I've scoured the PCB and, to my beginner's eye, everything looks sound. Don't see any solder bridges, gave both sides a decent scrub with some alcohol. Hoping for a magic cure (obviously), but would be very grateful for some good tips on where/how to test different components (I have access to a full-featured digital multimeter).

A few pictures attached.
🤞


----------



## Purplehaze13 (Mar 2, 2021)

Hello, don't worry I am a profesionnal troubleshooter. (I am laughing my own Leprechaun doesn't work too!) But I can see that you forgot the wire between Tip and Switched Tip pad.


----------



## andrew (Mar 2, 2021)

Oooo, very interesting. I completely missed that part in the build doc. I _do _plan on adding an expression jack, just don't have it yet.

Do you think that's part of the issue? Or just something you noticed and wanted to point out?

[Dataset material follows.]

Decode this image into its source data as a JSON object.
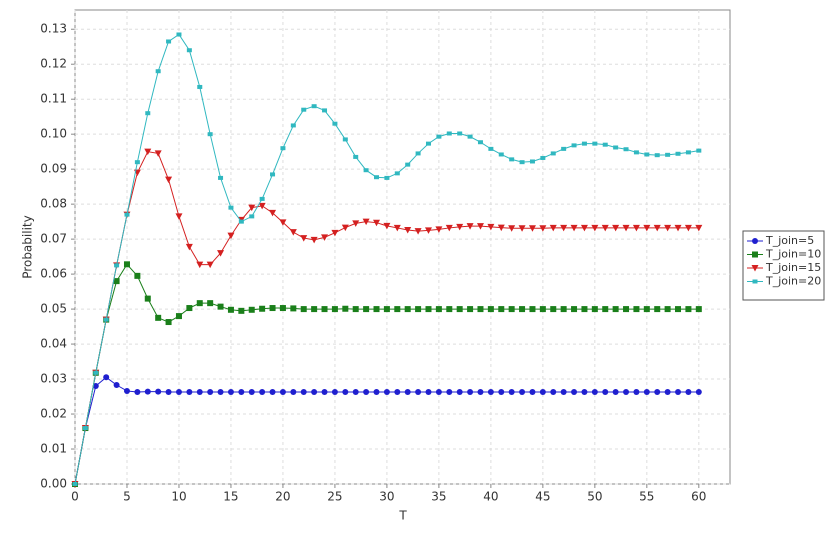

Also when the expression jack does come, do you know what part of it I'd be connecting to that Switched Tip pad? I'm starting to suspect I've bought the wrong kind of jack (again).


----------



## peccary (Mar 3, 2021)

I'm pretty sure it's likely the jumper. I built one of these and forgot the jumper as well. It still sounded cool but was kind of uncontrollable and I wasn't getting a lot of play between the controls. The jumper fixed it and made it even wackier. Give it a go as you can remove the jumper pretty easily when you add the jack.


----------



## andrew (Mar 8, 2021)

Purplehaze13 said:


> peccary said:
> 
> 
> > I'm pretty sure it's likely the jumper.
> ...



Well, thanks to you both! I'll confess I was a little skeptical about such a tiny thing making such a big difference, but it does.


----------



## peccary (Mar 8, 2021)

andrew said:


> Well, thanks to you both! I'll confess I was a little skeptical about such a tiny thing making such a big difference, but it does.


Glad it worked out for ya!

I gave the one I built away to a friend, but I kinda wish I'd built a second one for myself. I may one of these days.


----------